Le Monde Sécuritaire, Octobre 2017

Publié le 7 Octobre 2017

La loi sur la sécurité et l'antiterrorisme inscrit dans le droit commun l’état d’urgence en application depuis deux ans. Le ministre de l'intérieur affirme que les mesures ne pourrons pas être utilisées dans un but de maintien d’ordre public comme ce fut le cas avec l’état d’urgence. Toutefois avec la nouvelle loi les assigné.es devront fournir leurs identifiants numériques. Les interdictions de manifs, les contrôles de rue au faciès (de cell.eux dont la nationalité étrangère pourrait se déduire d'éléments objectifs extérieurs, selon le ministre de l'intérieur), les perquisitions et les assignations à résidence seront maintenus, alors que la méthode appropriée pour lutter efficacement contre les attentats repose essentiellement sur le renseignement sur les réseaux de communication et de financement. Mais la priorité est donnée au business de la sécurité, au contrôle de masse et à la répression sociale.

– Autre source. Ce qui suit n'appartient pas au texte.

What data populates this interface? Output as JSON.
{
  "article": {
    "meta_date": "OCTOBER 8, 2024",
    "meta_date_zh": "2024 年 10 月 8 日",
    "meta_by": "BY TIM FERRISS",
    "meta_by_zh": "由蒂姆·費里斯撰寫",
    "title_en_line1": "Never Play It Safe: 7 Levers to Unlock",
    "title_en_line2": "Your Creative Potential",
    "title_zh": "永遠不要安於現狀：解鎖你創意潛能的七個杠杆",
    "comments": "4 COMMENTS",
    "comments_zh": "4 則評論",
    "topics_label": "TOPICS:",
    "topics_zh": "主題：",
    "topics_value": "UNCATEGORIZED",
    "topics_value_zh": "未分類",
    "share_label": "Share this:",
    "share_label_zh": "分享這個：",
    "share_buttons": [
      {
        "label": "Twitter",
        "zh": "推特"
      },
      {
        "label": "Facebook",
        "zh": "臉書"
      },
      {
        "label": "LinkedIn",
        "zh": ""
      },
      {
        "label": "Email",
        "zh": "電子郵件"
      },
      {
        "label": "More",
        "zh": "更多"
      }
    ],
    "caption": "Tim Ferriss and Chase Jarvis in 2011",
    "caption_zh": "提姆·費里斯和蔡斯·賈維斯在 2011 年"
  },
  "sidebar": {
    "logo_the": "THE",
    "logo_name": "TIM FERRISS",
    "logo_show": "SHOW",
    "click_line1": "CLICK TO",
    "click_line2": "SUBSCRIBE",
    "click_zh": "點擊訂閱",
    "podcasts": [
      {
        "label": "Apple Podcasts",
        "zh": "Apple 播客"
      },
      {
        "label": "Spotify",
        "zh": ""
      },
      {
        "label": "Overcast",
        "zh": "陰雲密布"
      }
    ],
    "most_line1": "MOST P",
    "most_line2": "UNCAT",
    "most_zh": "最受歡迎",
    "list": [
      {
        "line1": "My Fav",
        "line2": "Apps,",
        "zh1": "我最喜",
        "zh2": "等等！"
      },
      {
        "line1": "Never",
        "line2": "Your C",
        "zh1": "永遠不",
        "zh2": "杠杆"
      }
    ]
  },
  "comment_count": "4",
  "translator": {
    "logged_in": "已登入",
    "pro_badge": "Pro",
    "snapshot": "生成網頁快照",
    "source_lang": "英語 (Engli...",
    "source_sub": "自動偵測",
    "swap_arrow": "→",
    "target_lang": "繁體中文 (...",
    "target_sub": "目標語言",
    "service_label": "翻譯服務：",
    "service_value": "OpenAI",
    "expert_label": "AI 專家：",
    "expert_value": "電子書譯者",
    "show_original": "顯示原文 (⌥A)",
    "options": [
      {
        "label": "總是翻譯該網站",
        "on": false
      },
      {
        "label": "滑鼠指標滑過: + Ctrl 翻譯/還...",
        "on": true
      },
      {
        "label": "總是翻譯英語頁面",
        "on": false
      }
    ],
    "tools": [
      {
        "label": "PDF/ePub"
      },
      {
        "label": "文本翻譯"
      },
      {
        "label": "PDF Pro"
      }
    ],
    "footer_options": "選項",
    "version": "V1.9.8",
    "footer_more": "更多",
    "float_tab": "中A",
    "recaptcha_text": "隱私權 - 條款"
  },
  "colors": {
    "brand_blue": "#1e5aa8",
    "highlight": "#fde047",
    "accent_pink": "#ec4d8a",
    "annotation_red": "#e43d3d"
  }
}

Le terrorisme est passé en tête des préoccupations des français selon les sondages, avant la pauvreté, la santé et le chômage. Résultat : l’antimilitarisme disparaît, les luttes sociales sont étouffées, le nationalisme cimente un peuple de plus en plus précarisé. L’armée recrute (26 000 personnes en 2016) et le budget de la défense augmentera de 1.8 milliards en 2018. L’opération Sentinelle maintient les militaires avec leurs armes au milieu des civils, alors qu'ils servent de cibles aux attentats. Les coûteuses opérations Chammal en Irak et Barkhane au Mali exacerbent les haines et augmentent les recrues de l'état islamique. Une fois les groupes armés de combattants terroristes défaits sur le terrain des opérations, les survivants intensifieront certainement leur action dans les métropoles européennes. Ajoutons que les opérations de Frontex et de l’OTAN, contre l’immigration provoquée par la guerre, rendent les conditions de vie des populations en fuite toujours plus périlleuses.

Quant à la police, elle a expulsé de Grande Synthe et éparpillé sur le territoire 557 demandeur.euses d'asile dont 60 enfant qui sont revenus sur place au bout d’une semaine. Au niveau législatif, la loi sur l'immigration augmentera la durée de détention des étranger.es à 90 jour (un rassemblement doit avoir lieu le 7 octobre à 15h à l'aéroport de Saint Jacques à Rennes contre le centre de rétention ouvert il y a 10 ans).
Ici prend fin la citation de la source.